Mike Tancred, the spokesman for the Australia team, said: “We’re having plumbing problems, we’ve got leaking pipes. We’ve got electrical problems. We’ve got cleaning problems. We’ve got lighting problems in some of the stairwells. We did a stress test on Saturday, turned on the taps and flushed the toilets, and water came flooding down the walls.”
Thankfully all was resolved for the start of the Games but that hasn't stopped toilets hitting the headlines since for more bizarre reasons, after an athlete used her Instagram account to post a photo of a sign depicting various banned practices while using the toilets at the Olympic Village.

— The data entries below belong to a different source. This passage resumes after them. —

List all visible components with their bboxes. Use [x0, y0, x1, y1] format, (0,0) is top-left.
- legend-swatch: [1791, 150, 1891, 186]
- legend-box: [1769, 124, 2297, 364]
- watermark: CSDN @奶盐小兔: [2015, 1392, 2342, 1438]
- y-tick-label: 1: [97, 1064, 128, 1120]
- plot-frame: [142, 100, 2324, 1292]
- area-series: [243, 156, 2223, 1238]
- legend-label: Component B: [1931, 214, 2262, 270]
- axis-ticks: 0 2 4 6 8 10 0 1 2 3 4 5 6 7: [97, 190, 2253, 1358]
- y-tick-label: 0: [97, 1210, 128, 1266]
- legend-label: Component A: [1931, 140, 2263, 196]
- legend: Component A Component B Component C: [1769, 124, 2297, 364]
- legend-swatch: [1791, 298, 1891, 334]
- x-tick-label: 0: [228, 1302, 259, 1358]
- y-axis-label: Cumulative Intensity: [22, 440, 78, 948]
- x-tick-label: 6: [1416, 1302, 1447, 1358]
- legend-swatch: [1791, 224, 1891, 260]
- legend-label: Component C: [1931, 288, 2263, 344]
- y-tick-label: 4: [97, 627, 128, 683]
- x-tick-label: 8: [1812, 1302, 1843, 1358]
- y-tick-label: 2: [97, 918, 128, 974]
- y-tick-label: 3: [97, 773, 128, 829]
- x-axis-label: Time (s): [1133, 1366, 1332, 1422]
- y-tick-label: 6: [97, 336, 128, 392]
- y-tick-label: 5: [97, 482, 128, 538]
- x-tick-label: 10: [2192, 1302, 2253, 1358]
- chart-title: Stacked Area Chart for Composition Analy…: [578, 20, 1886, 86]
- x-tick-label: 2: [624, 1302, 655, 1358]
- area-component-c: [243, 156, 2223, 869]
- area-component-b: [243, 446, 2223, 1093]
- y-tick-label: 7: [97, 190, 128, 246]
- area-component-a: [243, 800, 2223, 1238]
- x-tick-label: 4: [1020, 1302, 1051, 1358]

Apart from the usual requests for users not to throw paper down the bowl, there is also a complete ban on fishing in the toilet!
Outdoor music festival Glastonbury is almost as famous for its nightmarish toilets as its live music acts. The majority of the loos are metallic green boxes, known as "long-drops" because you excrete into a large underground opening, often already filled to the brim with human waste.
But festival goers had a better deal this summer as the plastic portable toilets were replaced by 1,300 organic composting toilets. According to organisers, the smell is reduced as each user covers their waste in sawdust, which they take into the loo with them. The loos are also said to last longer — as they don't fill up so quickly — and are better for the environment as the waste is used to fertilise nearby fields.
Some toilet anecdotes should rightly be sniffed at, but others remind us that cleaning is only noticed when it isn't done properly and hygiene when it isn't up to scratch.
Jane Healy, Glastonbury’s sanitation manager, enlightens us: "No one ever talks about toilets in everyone’s day-to-day life, but as soon as they get to a festival that’s all they want to talk about."
For the cleaning industry, though, it's just business as usual.